The Arizona senator never had a strong connection with the state’s conservatives who were his natural base. When North Carolina Republicans ran media ads depicting the rants of Jeremiah Wright, Obama’s pastor of many years, McCain publicly discouraged the continuation of the effort.

That same year Elizabeth Dole lost her Senate seat as the result of a weak campaign. The Democratic tide flowed down the ballot with the election of a Democratic governor.

North Carolina Republicans were not deterred by the 2008 outcome, and real change was in their future.

Republicans assumed control of both houses of their General Assembly in 2010 for the first time in almost a century and a half. This placed the GOP in control of the re-districting mandated by the 2012 Census, and energized conservatives.

By May of this year the presidential selections were all but fixed in stone, but the primaries gave North Carolinians an opportunity to show what was important to them.

Republicans had sponsored a ballot referendum on a constitutional amendment which defined marriage as being between one man and one woman. This aroused great opposition from supporters of gay marriage. This opposition in turn increased concern among social conservatives as to the outcome.

North Carolina already had a statute with a similar definition of marriage, but the concern of the amendment’s sponsors was that without a constitutional ban there was always the possibility that gay marriage would become permissible as the result of a ruling by an activist judge.

The outcome? The amendment passed by 61 percent, but most significant was the fact that 99 per cent of voters participating in the primary cast a vote on the issue – 10 percent more than voters in the presidential primaries.

The day after the passage of the amendment President Obama changed his position on same sex marriage. He became a supporter. His flip-flop not only went against the will of North Carolina’s voters, but ignored a 21 percent “No Preference” vote in their Democratic presidential primary. (“No Preference” received 5 percent in the GOP race.)

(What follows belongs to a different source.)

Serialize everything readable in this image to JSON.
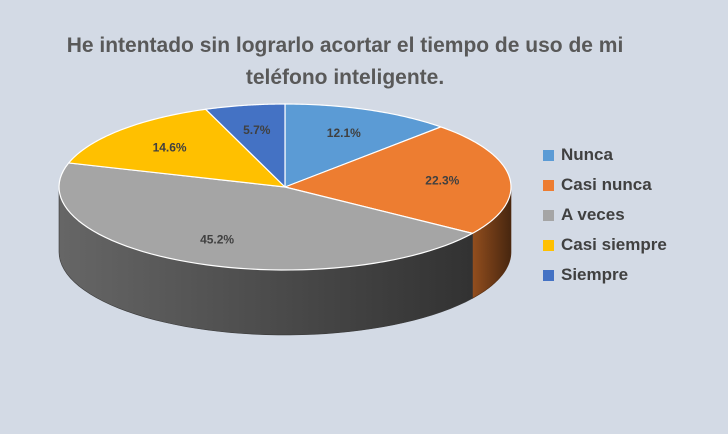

The state’s incumbent Democrat governor, Bev Perdue, who rode Obama’s coattails in 2008, realized the trends some time ago as she declined a re-match with former Charlotte mayor Pat McCrory.

Meanwhile, on the economic front more bad news arrived. A recent report on July employment data put North Carolina’s unemployment at 9.6 percent, the fifth highest in the nation.

Obama has no realistic hope that the trends of 2012 can change and produce the outcome he savored in 2008. A supposed purpose for Obama’s selection of Charlotte as the site of his re-nomination was the renewal of his lock on North Carolina’s 15 electoral votes – a prize that could make a difference between victory and defeat. His reach has exceeded his grasp.


1 comment:

  1. As for Senator McCain, for whatever degree of heroism he deservedly enjoys for service and sacrifices to his country, he "led" a completely inept presidential campaign. That said, a long-time Tarheel (though no longer living there), I was appalled and embarrassed North Carolina went to Barack Obama. Good grief. Still closely connected to the state, I cannot imagine that happening again. If it does, a clear sign not to return.